Narrator Mary Frances "Frankie" Lombard describes the appeal: "There were plenty of people who felt, the minute they started down our long driveway, that they were returning to a bygone time. 'Don't ever change a thing,' they cried."
But change comes. How Frankie comes to understand this hard lesson is the heart of this lovely coming-of-age novel.
The Excellent Lombards, Hamilton's seventh book, is funny and heartbreaking. If it feels lighter than some of her earlier works, it is still a moving elegy for an idyllic way of life that's slipping away.

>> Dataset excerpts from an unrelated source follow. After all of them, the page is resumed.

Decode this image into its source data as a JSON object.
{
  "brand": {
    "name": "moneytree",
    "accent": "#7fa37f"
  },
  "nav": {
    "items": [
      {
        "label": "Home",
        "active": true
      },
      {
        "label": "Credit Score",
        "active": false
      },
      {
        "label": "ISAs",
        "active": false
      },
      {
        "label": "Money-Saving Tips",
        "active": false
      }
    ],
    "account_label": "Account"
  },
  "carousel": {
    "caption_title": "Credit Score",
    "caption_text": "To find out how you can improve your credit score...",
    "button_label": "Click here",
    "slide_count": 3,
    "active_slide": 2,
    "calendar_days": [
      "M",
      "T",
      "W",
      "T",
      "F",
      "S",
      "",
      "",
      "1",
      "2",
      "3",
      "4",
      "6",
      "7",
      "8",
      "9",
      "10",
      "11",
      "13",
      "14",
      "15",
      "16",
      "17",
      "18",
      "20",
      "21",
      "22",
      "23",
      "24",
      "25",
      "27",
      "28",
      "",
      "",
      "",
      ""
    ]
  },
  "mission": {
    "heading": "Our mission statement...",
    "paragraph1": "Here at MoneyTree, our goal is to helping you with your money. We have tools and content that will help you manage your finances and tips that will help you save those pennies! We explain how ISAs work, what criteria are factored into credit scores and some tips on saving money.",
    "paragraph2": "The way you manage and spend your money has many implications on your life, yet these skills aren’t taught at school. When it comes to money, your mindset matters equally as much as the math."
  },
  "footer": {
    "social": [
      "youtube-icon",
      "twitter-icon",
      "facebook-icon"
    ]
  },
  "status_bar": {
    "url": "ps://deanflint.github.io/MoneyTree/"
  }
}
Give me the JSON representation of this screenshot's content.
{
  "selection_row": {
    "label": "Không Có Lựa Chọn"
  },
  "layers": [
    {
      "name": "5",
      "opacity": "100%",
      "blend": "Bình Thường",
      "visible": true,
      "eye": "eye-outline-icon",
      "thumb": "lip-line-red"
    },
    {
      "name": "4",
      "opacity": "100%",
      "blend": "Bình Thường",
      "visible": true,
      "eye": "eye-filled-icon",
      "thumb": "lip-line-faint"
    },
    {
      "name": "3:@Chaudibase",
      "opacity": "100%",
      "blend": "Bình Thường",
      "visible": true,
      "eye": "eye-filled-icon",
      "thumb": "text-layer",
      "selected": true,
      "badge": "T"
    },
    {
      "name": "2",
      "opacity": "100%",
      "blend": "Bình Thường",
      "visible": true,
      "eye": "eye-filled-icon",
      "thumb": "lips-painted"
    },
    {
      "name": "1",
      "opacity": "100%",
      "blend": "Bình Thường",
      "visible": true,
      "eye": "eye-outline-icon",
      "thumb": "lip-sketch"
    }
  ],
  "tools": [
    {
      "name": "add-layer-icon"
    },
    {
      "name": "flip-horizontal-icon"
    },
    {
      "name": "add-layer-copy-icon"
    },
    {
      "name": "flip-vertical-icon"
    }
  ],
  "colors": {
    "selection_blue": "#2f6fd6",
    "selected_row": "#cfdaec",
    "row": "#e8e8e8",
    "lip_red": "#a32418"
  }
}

Frankie, of course, has no plan to leave her home. She is sure she and brother William, one year older, will grow up to run the orchard, the fourth generation in a family business mostly owned by their father and his cousin Sherwood. But the orchard is a kingdom divided, bristling with tension, with the lackadaisical Sherwood still bitter over the way Frankie's father worked his way into the legacy. The children invent names for the factions: Velta (where Frankie and William live) and Volta (where their cousins live). Frankie dreams of ruling it all - but unexpected interlopers are on the way.
Hamilton, who lives in an apple orchard and has raised her own children there, understands the natural rhythms of rural life and fills Frankie's days with enticing details (how an orchard worker charms her father with a special blend of cider each season) and unsentimental realities (the lambs are adorable but not destined to live long). Eventually, outside forces exert an undeniable pull, like the arrival of the family's first computer in 1990. The adult Frankie, looking back, marvels at William's slow but inexorable retreat, marked by the arrival of the MacIntosh. But Frankie, too, finds her own interests betraying her.
Hamilton sketches all of her excellent Lombards, especially Frankie, with humor and compassion. If anything, this novel is a love story about a family. Riding around the county with her father one day, Frankie realizes: "All the love in the world - it was in our car." All that love is in this story, too.